Chaque week-end, Carole Lecouvez tente de faire l’intermédiaire entre les manifestants et les forces de l’ordre. Dans les défilés, elle a longtemps arboré un gilet portant les inscriptions « Respect des ‘gilets jaunes’ et des forces de l’ordre. Non-respect du ministre de la non-paix », sobriquet dont elle aime affubler le ministre de l’Intérieur, Christophe Castaner. Pour la femme de 46 ans, le salut des « gilets jaunes » ne peut passer que par le dialogue avec la police. Et, elle l’espère, par un ralliement.
Je suis née dans une famille d’uniformes et je sais qu’ils souffrent, comme les ‘gilets jaunes’ souffrent. Je crois qu’il faut tendre la main aux policiers pour qu’ils nous rejoignent.à franceinfo
Pour ça, cette habitante du Nord s’active sur les réseaux sociaux où elle est entrée en contact avec plusieurs membres et syndicats de forces de l’ordre. « Je leur explique que tous les « gilets jaunes » ne les détestent pas. Que beaucoup ont conscience de la difficulté de leurs conditions de travail. » « Ces histoires de suicide dans la police m’ont beaucoup choquée, continue Dominique. La stratégie du gouvernement, c’est de nous opposer systématiquement aux policiers. C’est ce qu’ils ont fait en mettant en exergue les 10 ou 15 personnes qui leur ont hurlé ‘suicidez-vous’. La réalité, c’est que pendant longtemps, en manif, les gilets jaunes criaient ‘ne nous regardez pas, rejoignez-nous’. »

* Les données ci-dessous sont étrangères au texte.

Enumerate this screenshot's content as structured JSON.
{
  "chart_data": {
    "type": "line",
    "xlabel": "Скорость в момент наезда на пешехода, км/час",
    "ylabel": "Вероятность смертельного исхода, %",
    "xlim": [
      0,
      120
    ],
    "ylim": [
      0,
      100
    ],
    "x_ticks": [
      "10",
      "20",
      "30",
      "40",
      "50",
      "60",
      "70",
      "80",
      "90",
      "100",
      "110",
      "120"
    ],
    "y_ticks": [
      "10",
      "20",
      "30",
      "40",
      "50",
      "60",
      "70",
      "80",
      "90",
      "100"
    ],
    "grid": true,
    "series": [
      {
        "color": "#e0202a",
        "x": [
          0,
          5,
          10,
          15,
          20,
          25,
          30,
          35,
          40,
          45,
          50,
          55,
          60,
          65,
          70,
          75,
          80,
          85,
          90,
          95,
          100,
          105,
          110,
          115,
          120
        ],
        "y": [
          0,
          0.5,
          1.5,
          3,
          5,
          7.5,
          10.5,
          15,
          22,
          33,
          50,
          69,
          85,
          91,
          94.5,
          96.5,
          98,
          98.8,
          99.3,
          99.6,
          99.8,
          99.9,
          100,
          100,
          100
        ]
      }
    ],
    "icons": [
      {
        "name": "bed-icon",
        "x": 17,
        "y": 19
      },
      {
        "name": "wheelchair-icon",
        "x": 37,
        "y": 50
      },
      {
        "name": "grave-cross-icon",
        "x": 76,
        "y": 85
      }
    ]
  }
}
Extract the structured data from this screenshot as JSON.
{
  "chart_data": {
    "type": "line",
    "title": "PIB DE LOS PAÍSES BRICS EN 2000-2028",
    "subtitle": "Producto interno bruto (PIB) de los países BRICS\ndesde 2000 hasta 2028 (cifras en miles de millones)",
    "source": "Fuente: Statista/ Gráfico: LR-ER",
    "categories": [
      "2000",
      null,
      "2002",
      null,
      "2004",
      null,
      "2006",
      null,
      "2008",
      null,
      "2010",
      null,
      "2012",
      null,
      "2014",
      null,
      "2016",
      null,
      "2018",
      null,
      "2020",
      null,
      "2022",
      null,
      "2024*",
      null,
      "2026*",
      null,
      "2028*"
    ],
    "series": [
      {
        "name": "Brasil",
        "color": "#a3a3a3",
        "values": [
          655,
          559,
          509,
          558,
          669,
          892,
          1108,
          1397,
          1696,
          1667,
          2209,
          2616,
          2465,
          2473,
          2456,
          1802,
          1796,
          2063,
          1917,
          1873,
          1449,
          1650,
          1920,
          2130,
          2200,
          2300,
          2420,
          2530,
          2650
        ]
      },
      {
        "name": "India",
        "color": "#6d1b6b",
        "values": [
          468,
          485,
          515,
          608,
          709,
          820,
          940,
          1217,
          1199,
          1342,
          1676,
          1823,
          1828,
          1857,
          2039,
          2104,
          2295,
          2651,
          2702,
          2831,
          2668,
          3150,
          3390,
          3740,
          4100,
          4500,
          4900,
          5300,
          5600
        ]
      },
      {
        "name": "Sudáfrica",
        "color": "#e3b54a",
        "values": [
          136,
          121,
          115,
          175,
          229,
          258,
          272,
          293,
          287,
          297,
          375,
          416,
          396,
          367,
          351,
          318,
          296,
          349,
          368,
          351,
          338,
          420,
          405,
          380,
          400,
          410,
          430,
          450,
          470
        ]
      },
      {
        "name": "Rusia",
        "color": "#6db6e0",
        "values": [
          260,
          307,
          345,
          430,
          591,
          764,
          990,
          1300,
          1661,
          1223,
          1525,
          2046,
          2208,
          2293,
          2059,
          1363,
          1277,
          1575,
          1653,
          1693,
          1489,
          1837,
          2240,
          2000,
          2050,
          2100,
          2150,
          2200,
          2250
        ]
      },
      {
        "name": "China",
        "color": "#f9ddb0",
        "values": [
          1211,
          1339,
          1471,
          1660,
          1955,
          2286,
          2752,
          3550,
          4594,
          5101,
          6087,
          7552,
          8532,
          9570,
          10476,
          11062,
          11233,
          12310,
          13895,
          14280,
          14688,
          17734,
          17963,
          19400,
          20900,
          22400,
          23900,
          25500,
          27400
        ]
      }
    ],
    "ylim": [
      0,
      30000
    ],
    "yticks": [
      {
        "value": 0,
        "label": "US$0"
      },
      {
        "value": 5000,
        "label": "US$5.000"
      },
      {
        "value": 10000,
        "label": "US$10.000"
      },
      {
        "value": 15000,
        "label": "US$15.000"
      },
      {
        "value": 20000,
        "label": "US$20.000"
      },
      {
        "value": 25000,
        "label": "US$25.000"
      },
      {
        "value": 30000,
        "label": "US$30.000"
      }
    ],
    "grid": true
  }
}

« Castaner doit répondre de ses actes »
Tous les « gilets jaunes » interrogés par franceinfo réclament la démission de Christophe Castaner, condition sine qua non pour parvenir à un apaisement. « C’est lui le responsable de tout ça, accuse Didier. Jamais nous n’avons connu un ministre de l’Intérieur aussi autoritaire. » Même son de cloche pour Carole Lecouvez : « Il doit répondre de ses actes, tout comme les membres des forces de l’ordre qui ont joué aux cow-boys pendant les manifestations. C’est la seule solution pour retrouver la paix. »
Dimitri craint que ce soit un vœu pieux. « Des manifestations, j’en ai fait pas mal et j’ai bien vu qu’il y avait un durcissement depuis la mobilisation contre la loi Travail. Mais là, c’est la première fois que j’assiste à quelque chose d’aussi violent. « , s’inquiète le Toulousain. Avant de conclure : « C’est aussi pour ça que je reste convaincu que le pacifisme est la seule solution. Car, même si nous parvenons à destituer ce gouvernement par la force, on perpétuera un système qui est basé sur la violence. »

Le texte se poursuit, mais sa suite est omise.